Sempre imaginamos que na mudança de líderes, sejam eles
políticos, religiosos, intelectuais, ou de qualquer outra natureza,
nós, comuns mortais, sob sua influência, teríamos a nossa vida
influenciada de tal maneira por essa mudança que projetos novos
poderiam ser concretizados, e o que é melhor, o sentimento revigorado
da esperança de tempos melhores para todos nós viriam
irremediavelmente acompanhando essa mudança de liderança.

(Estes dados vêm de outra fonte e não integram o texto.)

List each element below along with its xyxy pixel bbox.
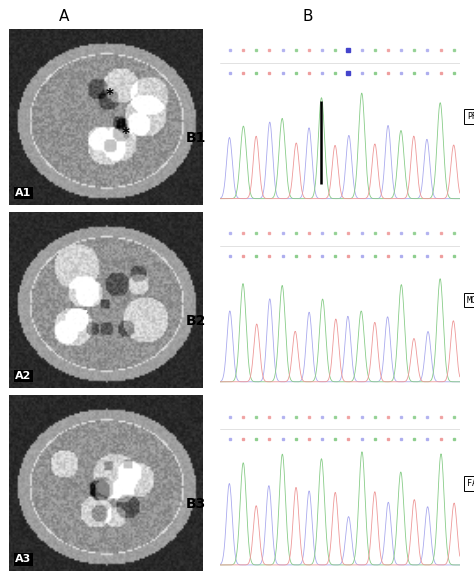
Text: B2: B2 xyxy=(186,314,207,328)
Text: FATHER: FATHER xyxy=(467,479,474,488)
Text: A3: A3 xyxy=(15,554,32,564)
Text: *: * xyxy=(106,88,114,103)
Text: B: B xyxy=(303,9,313,24)
Text: MOTHER: MOTHER xyxy=(467,295,474,305)
Text: B1: B1 xyxy=(186,131,207,145)
Text: PROBAND: PROBAND xyxy=(467,113,474,121)
Text: A: A xyxy=(59,9,69,24)
Text: A2: A2 xyxy=(15,371,32,381)
Text: B3: B3 xyxy=(186,497,207,511)
Text: A1: A1 xyxy=(15,188,32,198)
Text: *: * xyxy=(121,127,129,142)
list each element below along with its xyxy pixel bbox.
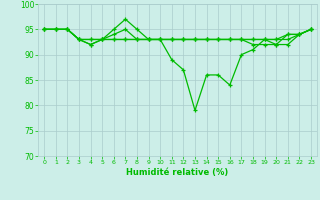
X-axis label: Humidité relative (%): Humidité relative (%) xyxy=(126,168,229,177)
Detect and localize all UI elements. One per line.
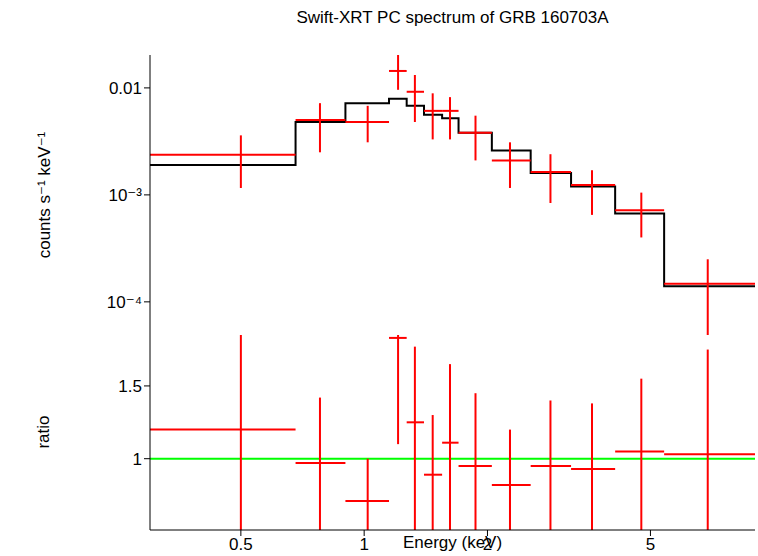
svg-text:1.5: 1.5 bbox=[118, 377, 142, 396]
svg-text:1: 1 bbox=[359, 535, 368, 554]
svg-text:2: 2 bbox=[483, 535, 492, 554]
svg-text:5: 5 bbox=[646, 535, 655, 554]
svg-text:1: 1 bbox=[133, 450, 142, 469]
svg-text:10⁻⁴: 10⁻⁴ bbox=[107, 293, 142, 312]
svg-text:0.01: 0.01 bbox=[109, 79, 142, 98]
svg-text:10⁻³: 10⁻³ bbox=[108, 186, 142, 205]
svg-text:0.5: 0.5 bbox=[229, 535, 253, 554]
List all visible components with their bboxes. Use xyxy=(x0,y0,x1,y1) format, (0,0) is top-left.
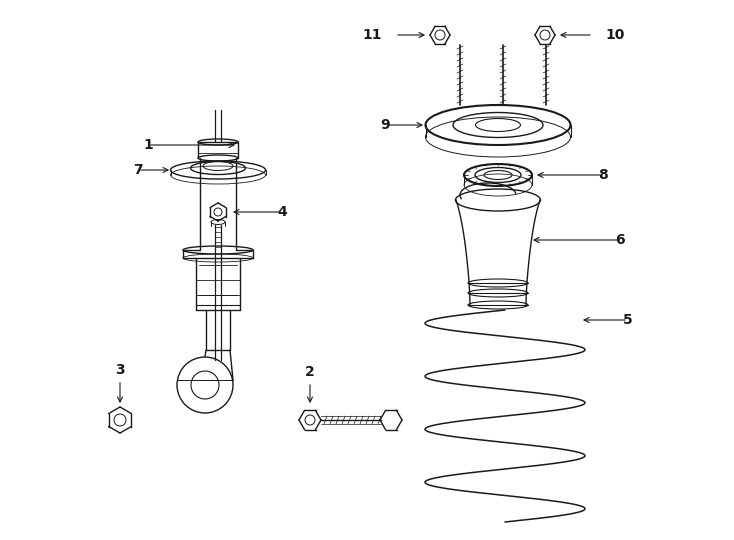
Text: 1: 1 xyxy=(143,138,153,152)
Text: 2: 2 xyxy=(305,365,315,379)
Text: 4: 4 xyxy=(277,205,287,219)
Text: 8: 8 xyxy=(598,168,608,182)
Text: 11: 11 xyxy=(363,28,382,42)
Text: 10: 10 xyxy=(605,28,625,42)
Text: 5: 5 xyxy=(623,313,633,327)
Text: 7: 7 xyxy=(133,163,143,177)
Text: 6: 6 xyxy=(615,233,625,247)
Text: 9: 9 xyxy=(380,118,390,132)
Text: 3: 3 xyxy=(115,363,125,377)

Pois bem, o mundo globalizado ficou pequeno para refletir
sobre a mudança que a troca de um Papa em Roma poderia ter na
vida de milhões de pessoas ao redor do mundo. Sejam eles, católicos
praticantes, agnósticos, adeptos de outras religiões ou ateu.
Este fenômeno aconteceu nessa dimensão planetária porque
vivemos tempos turbulentos, e sob o impacto da comunicação de
massa via satélite.
A comunicação instantânea, tecnicamente perfeita, através
dos meios eletrônicos - rádio e televisão - deram neste episódio da
escolha do Papa um exemplo do poder mobilizador de nossos meios.
E mais, demostraram a sua capacidade de fazer o mundo civilizado
refletir e dialogar sobre o papel e os limites do líder na vida
das pessoas.
Grandes temas foram debatidos nestes dias: o futuro da ciência
e a ética no uso das células-tronco sob a ótica do novo Papa, a
questão do aborto, o papel social e religioso da mulher no mundo,
a complexa situação da homosexualidade e até, o sexo seguro ou
não entre os mortais. E ainda, o prazer sexual, monitorado ou não,
pelas regras da religião.
Estamos em pleno Século XXI e esta agenda apresentada à civilização
humana via satélite em dimensão planetária pelos meios
de comunicação, principalmente, rádio e televisão, pela sua característica
única de permeabilidade e instantaneidade, merecem
uma profunda reflexão de todos. Sejamos católicos ou não.